Section 1.47 min read

Standard Deviation and Variance

Core summary

The mean tells you the center; the standard deviation tells you how spread out values are around it. Two groups can share a mean yet behave completely differently.

Detailed explanation

A center alone never describes data fully. Two wards can both have a mean patient age of 50, yet one is all middle-aged adults while the other is half children and half elderly. To capture that difference we need a measure of spread, and the workhorse is the standard deviation (SD). The standard deviation answers a simple question: on average, how far do individual values fall from the mean? A small SD means the data cluster tightly around the mean (values are similar, the group is homogeneous); a large SD means they scatter widely (values are diverse, the group is heterogeneous). The variance is just the standard deviation squared; it is used inside many statistical calculations, but because its units are squared (squared mmHg, squared kilograms) it is hard to interpret directly. The SD is preferred for reporting precisely because it is in the same units as the data, so 'mean blood pressure 130 with SD 12 mmHg' is immediately meaningful. Here is the single most useful fact about the SD, and it links to the normal distribution you will meet shortly. When data follow the familiar bell shape, about 68% of values lie within one SD of the mean, about 95% within two SDs, and about 99.7% within three. So if mean systolic blood pressure is 120 with an SD of 10, then roughly 95% of people fall between 100 and 140. This 'empirical rule' turns the SD from an abstract number into an intuitive picture of where most patients lie, and it is the basis for laboratory reference ranges. Two cautions. First, the SD is only a clean summary when data are roughly symmetric. For skewed data, report the median with the interquartile range instead, because the SD, like the mean, is distorted by outliers. Second, do not confuse the SD with the standard error, which you will study later: the SD describes the spread of individual patients, while the standard error describes the precision of an estimate such as the mean. Mixing them up makes results look far more precise than they are, a common and serious error in papers. In practice you will almost never compute an SD by hand. The skill is interpretation: a small SD says your patients are alike on this measure; a large SD warns that an average may hide enormous individual variation, which can matter more for the patient in front of you than the group average ever does.

Clinical example

Two diabetes clinics both report a mean HbA1c of 8%. Clinic A has an SD of 0.5% (most patients tightly controlled near 8), while Clinic B has an SD of 2.5% (some excellent, some dangerously high). The means are identical, but the spread reveals that Clinic B has patients at real risk hidden inside the average.

Research example

A trial reports mean weight loss of 4 kg with an SD of 1 kg in one arm and 4 kg with an SD of 6 kg in another.

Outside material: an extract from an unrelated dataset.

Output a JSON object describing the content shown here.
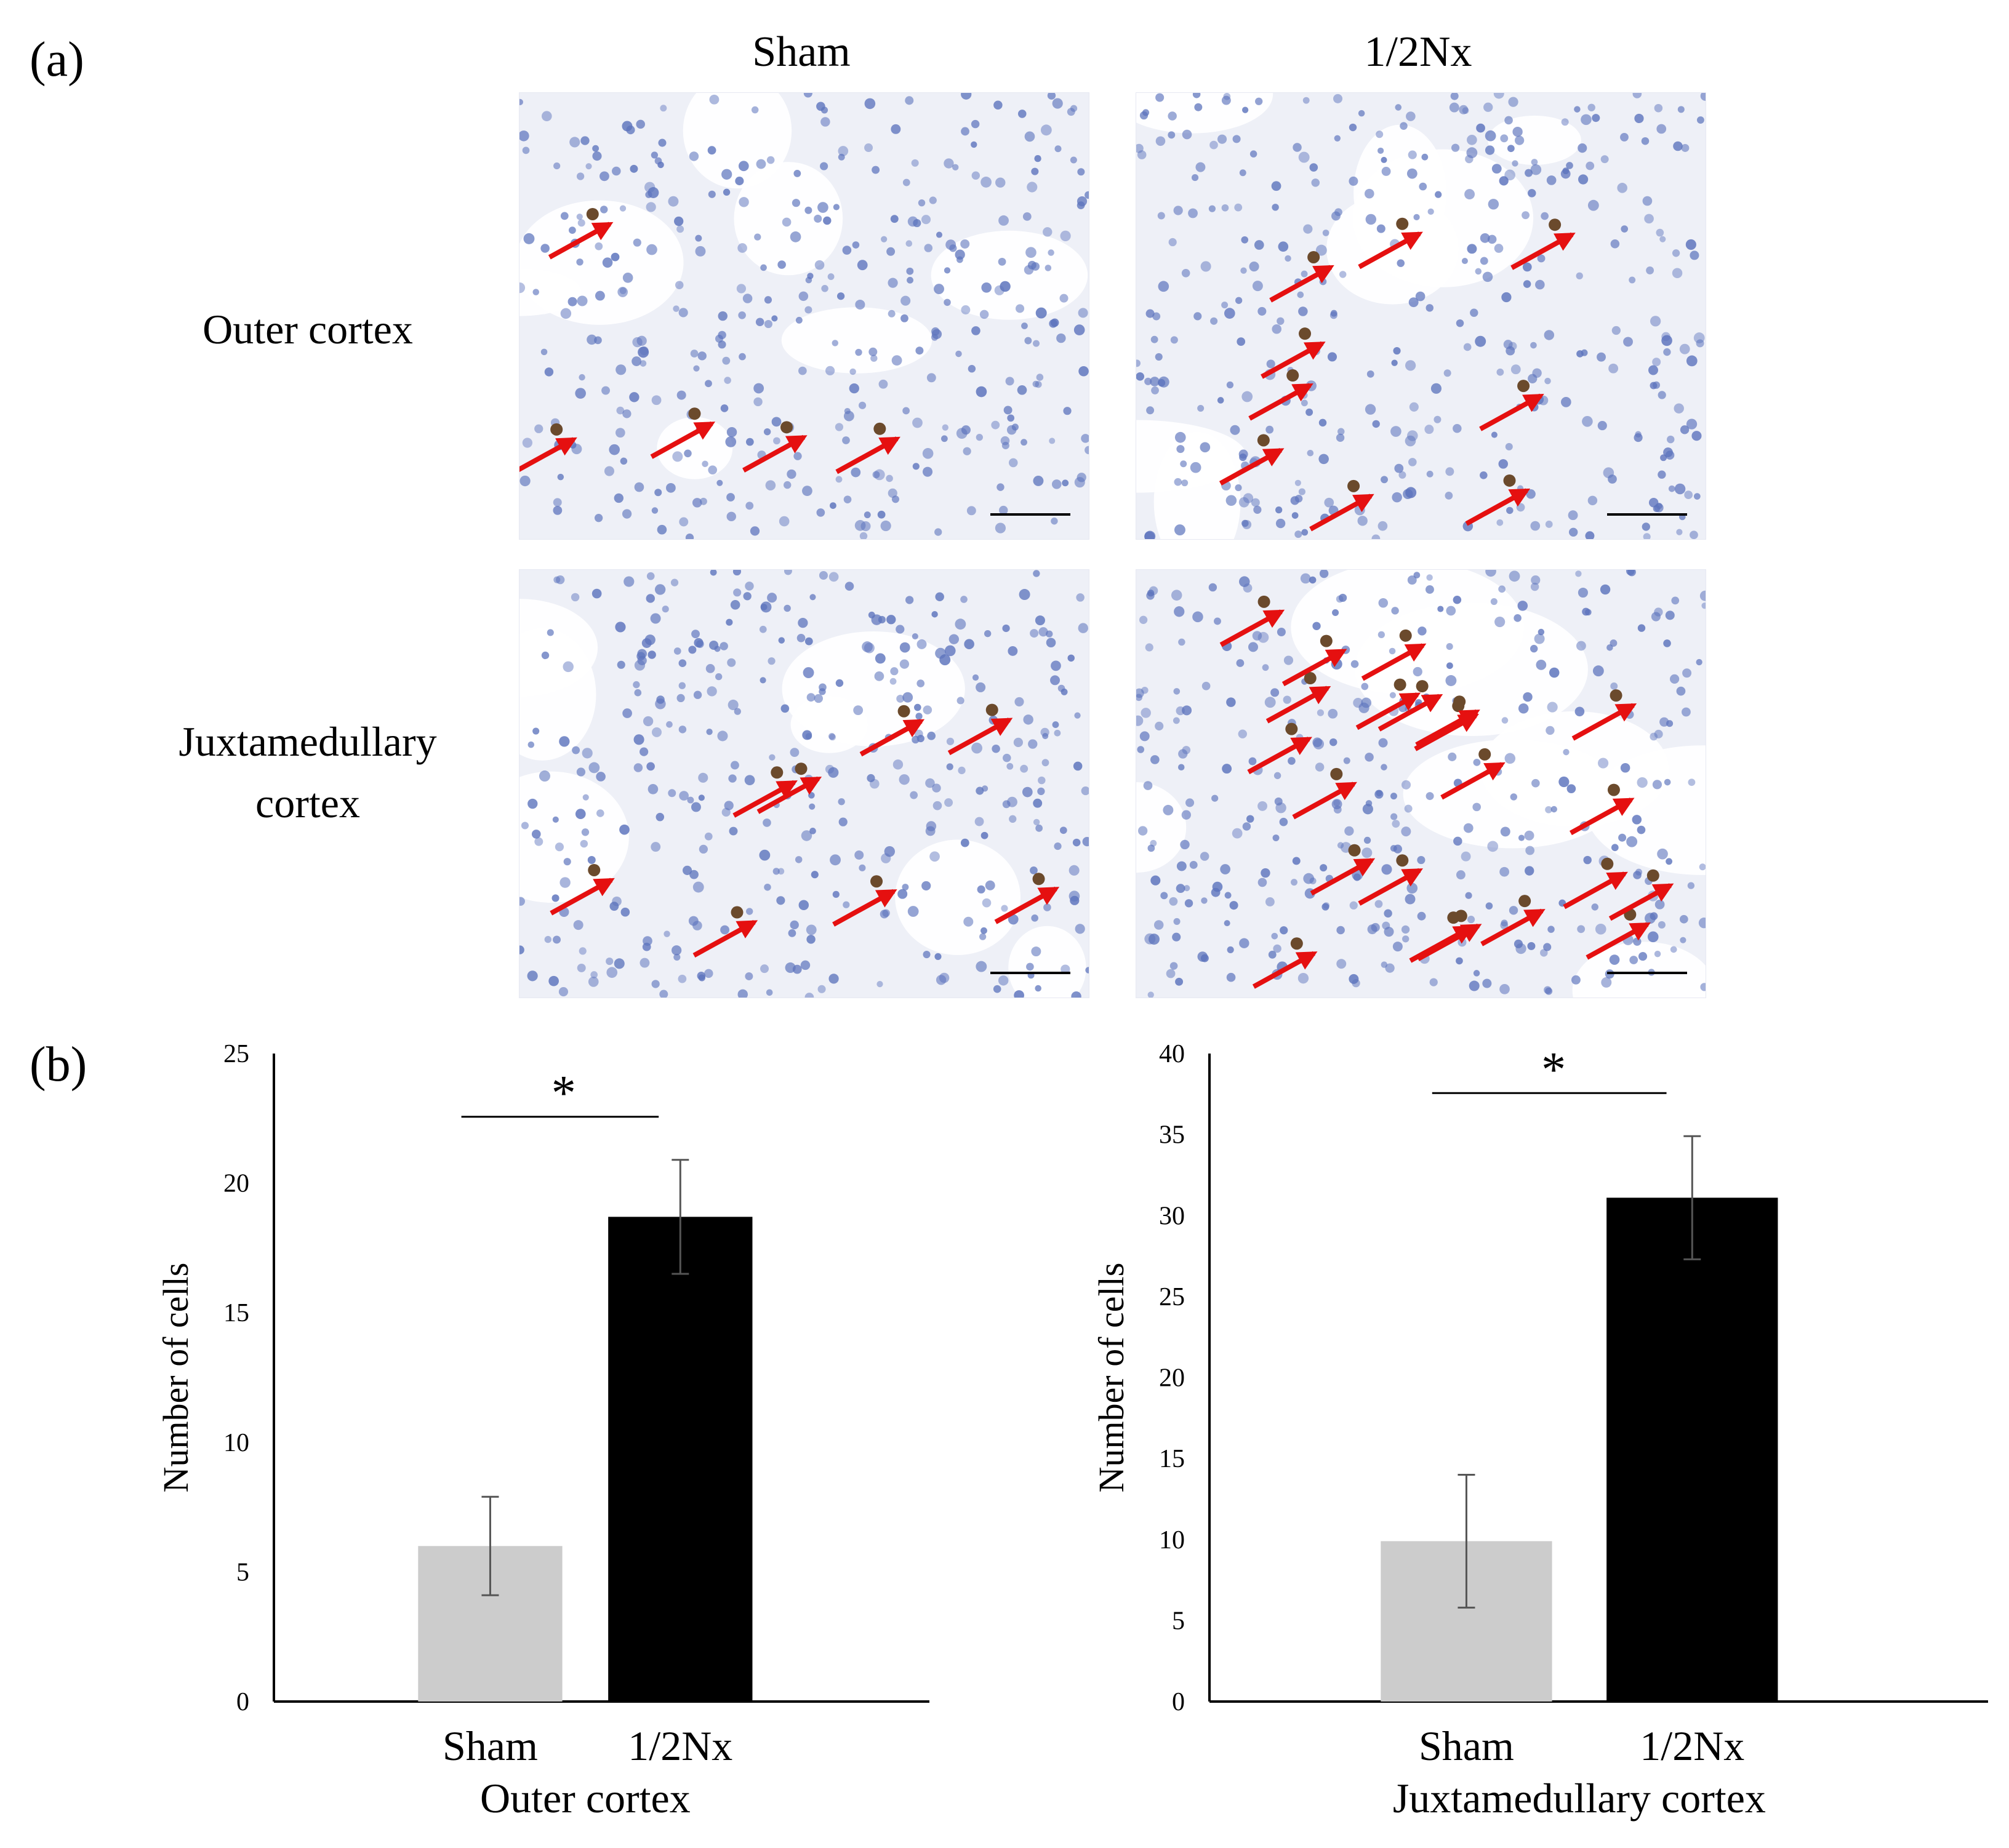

Same average effect, but the large SD signals that the second treatment helps some a lot and others not at all, prompting a look at who responds.

Knowledge check

Q1. Two groups have the same mean cholesterol, but Group A has SD 10 and Group B has SD 40. What does this tell you?

Q2. In a normal distribution with mean 120 and SD 10, roughly what percentage of values fall between 100 and 140?

Q3. Why is the standard deviation usually reported instead of the variance?